Ce nom, à lui seul, la bouleverse. Pourquoi encore ? Elle ne sait pas !

Et son trouble lui fait oublier d’offrir un siège à l’inconnue.

Celle-ci continue de sourire, mais le mystère dont ce sourire semblait s’imprégner l’instant d’avant paraît faire place à l’ironie. Mais la Chouette n’est pas en état, à cet instant, de trouver une signification à tel ou tel sourire ou d’en estimer la valeur.

L’inconnue va s’asseoir dans le coin le plus sombre du logis, c’est-à-dire au chevet du lit de la Chouette, sur un banc posé là contre le mur. On dirait qu’elle veut s’éloigner le plus possible de Louison, comme si elle le redoutait. Car elle vient de le regarder encore, et elle a vu que l’adolescent ne la quitte point des yeux. Et ces yeux-là se sont agrandis, ils paraissent émerveillés, dirait-on, de la beauté de l’inconnue, à moins que ce ne soit de la hardiesse qui se manifeste dans chacune de ses paroles ou de ses gestes. Mais là où elle vient de se placer, maintenant, Louison la voit moins bien. Mais il la regarde encore quand même…

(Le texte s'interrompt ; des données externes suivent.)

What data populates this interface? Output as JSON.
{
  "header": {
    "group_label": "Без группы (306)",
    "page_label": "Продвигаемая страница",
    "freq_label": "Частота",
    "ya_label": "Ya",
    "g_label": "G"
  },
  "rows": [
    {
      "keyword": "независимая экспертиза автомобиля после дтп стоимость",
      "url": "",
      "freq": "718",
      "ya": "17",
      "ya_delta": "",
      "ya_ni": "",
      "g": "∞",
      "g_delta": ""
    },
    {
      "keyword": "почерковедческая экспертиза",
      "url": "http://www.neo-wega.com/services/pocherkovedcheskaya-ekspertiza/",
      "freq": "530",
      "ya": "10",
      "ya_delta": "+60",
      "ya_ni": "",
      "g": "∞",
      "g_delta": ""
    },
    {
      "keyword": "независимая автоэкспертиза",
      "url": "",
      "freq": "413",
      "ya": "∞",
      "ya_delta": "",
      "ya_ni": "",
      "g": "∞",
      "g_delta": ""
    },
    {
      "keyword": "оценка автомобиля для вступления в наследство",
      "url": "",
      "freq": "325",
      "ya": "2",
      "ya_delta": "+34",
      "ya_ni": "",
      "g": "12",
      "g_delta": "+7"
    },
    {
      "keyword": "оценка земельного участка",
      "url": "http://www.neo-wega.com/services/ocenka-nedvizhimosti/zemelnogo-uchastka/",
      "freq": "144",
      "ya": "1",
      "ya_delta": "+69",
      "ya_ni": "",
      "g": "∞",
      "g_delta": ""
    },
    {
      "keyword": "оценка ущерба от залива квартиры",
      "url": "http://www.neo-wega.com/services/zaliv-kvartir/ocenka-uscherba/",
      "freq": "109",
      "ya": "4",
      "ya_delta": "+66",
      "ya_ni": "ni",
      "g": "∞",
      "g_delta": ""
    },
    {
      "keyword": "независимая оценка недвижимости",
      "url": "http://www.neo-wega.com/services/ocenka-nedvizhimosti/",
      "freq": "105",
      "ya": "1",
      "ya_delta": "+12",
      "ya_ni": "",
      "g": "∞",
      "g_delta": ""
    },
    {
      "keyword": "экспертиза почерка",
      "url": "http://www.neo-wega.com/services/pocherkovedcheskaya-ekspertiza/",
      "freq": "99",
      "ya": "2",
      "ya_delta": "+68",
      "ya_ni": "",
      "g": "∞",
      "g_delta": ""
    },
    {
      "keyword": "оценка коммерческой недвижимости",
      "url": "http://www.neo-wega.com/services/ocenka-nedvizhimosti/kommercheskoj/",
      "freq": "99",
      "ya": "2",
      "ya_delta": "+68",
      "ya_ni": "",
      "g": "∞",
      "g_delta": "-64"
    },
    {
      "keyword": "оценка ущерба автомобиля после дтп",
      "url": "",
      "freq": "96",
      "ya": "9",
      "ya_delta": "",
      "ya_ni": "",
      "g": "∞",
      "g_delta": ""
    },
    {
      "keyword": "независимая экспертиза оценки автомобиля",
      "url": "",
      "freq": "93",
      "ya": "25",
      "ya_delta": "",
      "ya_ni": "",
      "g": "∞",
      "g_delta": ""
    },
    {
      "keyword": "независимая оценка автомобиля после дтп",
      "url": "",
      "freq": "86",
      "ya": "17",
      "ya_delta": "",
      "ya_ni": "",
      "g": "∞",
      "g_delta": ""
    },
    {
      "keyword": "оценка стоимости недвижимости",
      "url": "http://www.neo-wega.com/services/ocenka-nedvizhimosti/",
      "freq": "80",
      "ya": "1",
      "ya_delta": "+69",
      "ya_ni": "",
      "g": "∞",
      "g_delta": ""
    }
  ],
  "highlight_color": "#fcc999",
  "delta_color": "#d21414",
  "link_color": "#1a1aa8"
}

Pour échapper au trouble que visiblement les regards du collégien suscitent en elle, l’inconnue parle encore à la femme de Flandrin :

— Eh bien ! Chouette, m’entendras-tu ? Je veux te parler de ton mari, et c’est Monsieur de Frontenac qui m’envoie !

Ce nom… ce nom terrible écrase enfin la jeune femme. Elle vient en titubant s’asseoir ou plutôt s’affaisser sur le banc à côté de l’étrangère. Et là elle soupire et demande sur un ton bas et plaintif :

— Ah ! madame, qui que vous soyez, venez-vous me dire que Monsieur le Comte en veut encore à mon pauvre mari ?

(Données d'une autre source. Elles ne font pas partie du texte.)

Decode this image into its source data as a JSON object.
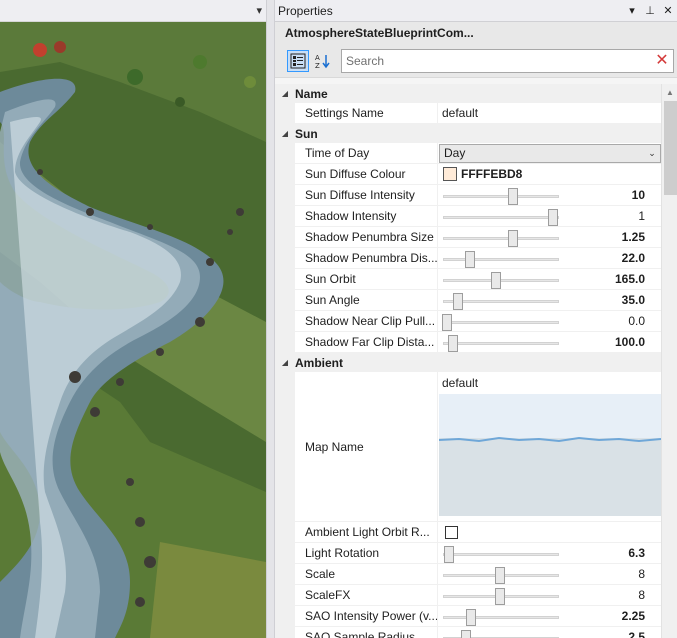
{
  "viewport": {
    "menu_glyph": "▾"
  },
  "panel": {
    "title": "Properties",
    "btn_dropdown": "▾",
    "btn_pin": "⊥",
    "btn_close": "✕",
    "object_name": "AtmosphereStateBlueprintCom...",
    "search_placeholder": "Search",
    "search_clear": "✕"
  },
  "categories": {
    "name": {
      "label": "Name"
    },
    "sun": {
      "label": "Sun"
    },
    "ambient": {
      "label": "Ambient"
    }
  },
  "props": {
    "settings_name": {
      "label": "Settings Name",
      "value": "default"
    },
    "time_of_day": {
      "label": "Time of Day",
      "value": "Day"
    },
    "sun_diffuse_colour": {
      "label": "Sun Diffuse Colour",
      "value": "FFFFEBD8",
      "swatch": "#ffebd8"
    },
    "sun_diffuse_intensity": {
      "label": "Sun Diffuse Intensity",
      "value": "10",
      "fill": 0.62
    },
    "shadow_intensity": {
      "label": "Shadow Intensity",
      "value": "1",
      "fill": 1.0
    },
    "shadow_penumbra_size": {
      "label": "Shadow Penumbra Size",
      "value": "1.25",
      "fill": 0.62
    },
    "shadow_penumbra_dis": {
      "label": "Shadow Penumbra Dis...",
      "value": "22.0",
      "fill": 0.22
    },
    "sun_orbit": {
      "label": "Sun Orbit",
      "value": "165.0",
      "fill": 0.46
    },
    "sun_angle": {
      "label": "Sun Angle",
      "value": "35.0",
      "fill": 0.1
    },
    "shadow_near_clip": {
      "label": "Shadow Near Clip Pull...",
      "value": "0.0",
      "fill": 0.0
    },
    "shadow_far_clip": {
      "label": "Shadow Far Clip Dista...",
      "value": "100.0",
      "fill": 0.06
    },
    "map_name": {
      "label": "Map Name",
      "value": "default"
    },
    "ambient_light_orbit": {
      "label": "Ambient Light Orbit R..."
    },
    "light_rotation": {
      "label": "Light Rotation",
      "value": "6.3",
      "fill": 0.02
    },
    "scale": {
      "label": "Scale",
      "value": "8",
      "fill": 0.5
    },
    "scalefx": {
      "label": "ScaleFX",
      "value": "8",
      "fill": 0.5
    },
    "sao_intensity_power": {
      "label": "SAO Intensity Power (v...",
      "value": "2.25",
      "fill": 0.23
    },
    "sao_sample_radius": {
      "label": "SAO Sample Radius",
      "value": "2.5",
      "fill": 0.18
    }
  }
}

— Comment ! tu le plains, ton mari ?

— Si je le plains… Que voulez-vous dire ?

— Ne t’a-t-il pas abandonnée ?

— Lui ? Jamais ! fait la Chouette se rebellant. C’est moi qui l’ai abandonné.

— Mais il est parti… il a quitté son logis ?

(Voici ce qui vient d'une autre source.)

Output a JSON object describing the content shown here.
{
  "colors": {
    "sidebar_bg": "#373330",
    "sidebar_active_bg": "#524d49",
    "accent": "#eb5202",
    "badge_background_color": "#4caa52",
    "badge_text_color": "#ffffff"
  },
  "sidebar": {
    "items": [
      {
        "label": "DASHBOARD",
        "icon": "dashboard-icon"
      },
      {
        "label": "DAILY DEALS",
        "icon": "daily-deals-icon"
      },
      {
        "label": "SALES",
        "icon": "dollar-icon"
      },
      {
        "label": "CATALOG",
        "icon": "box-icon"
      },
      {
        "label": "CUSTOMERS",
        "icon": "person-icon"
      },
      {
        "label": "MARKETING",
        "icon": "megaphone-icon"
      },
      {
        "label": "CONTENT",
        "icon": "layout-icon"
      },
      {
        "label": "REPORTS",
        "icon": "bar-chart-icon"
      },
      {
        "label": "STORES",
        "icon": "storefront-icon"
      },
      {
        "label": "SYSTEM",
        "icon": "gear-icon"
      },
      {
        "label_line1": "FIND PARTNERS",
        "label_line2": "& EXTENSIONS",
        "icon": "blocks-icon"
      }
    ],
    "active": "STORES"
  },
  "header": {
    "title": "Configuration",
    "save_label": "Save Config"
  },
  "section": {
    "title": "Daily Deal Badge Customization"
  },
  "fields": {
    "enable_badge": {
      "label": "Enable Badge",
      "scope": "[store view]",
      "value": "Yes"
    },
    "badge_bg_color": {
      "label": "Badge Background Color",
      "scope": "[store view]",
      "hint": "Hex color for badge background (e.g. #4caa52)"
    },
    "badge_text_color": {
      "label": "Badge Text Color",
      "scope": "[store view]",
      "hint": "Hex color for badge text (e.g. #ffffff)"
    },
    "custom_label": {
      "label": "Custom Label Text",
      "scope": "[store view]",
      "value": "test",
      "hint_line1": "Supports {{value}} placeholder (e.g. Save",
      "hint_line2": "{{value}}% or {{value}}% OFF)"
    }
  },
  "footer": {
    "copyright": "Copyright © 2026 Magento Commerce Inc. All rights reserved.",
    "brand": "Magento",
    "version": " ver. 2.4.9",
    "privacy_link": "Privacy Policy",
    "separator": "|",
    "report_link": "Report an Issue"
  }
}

— Oui, il est parti, hélas ! et je ne sais où…

— Tu l’aimes donc ?

— Toujours…

L’inconnue sourit encore, mais, là, son sourire contient quelque chose de méchant, de cruel, on ne sait de quoi au juste.

— Tu l’aimes toujours, dis-tu ; mais il t’a trahie, tu sais bien ?

— Je lui pardonne.

— Folle Chouette ! Te pardonnerait-il, lui ?

— Moi… je ne le trahirais pas…

— Pourtant il a mérité d’être trahi à son tour, et il le mérite encore !

— Qu’osez-vous me dire !

— Ce que tu penses sans t’en douter.

Les joues pâles de la Chouette devinrent soudain très rouges, et son front prit la couleur de la flamme. Elle braqua sur l’étrangère des yeux enflammés en lesquels on pouvait voir toutes les colères se déchaîner.

— Voyons ! voyons ! reprit vivement l’inconnue, il faut rester calme. Tu ne le regretteras point, Chouette. Je suis venue te parler, et te parler pour ton bien et ton bonheur. Mais gardons-nous d’élever la voix, pour que n’entende pas cet enfant qui, là-bas, nous regarde. Écoute, Chouette : sais-tu ou veux-tu savoir où est ton mari à cette heure, ou, si tu aimes mieux, à cette minute précise où je te parle ? Dis, veux-tu le savoir ?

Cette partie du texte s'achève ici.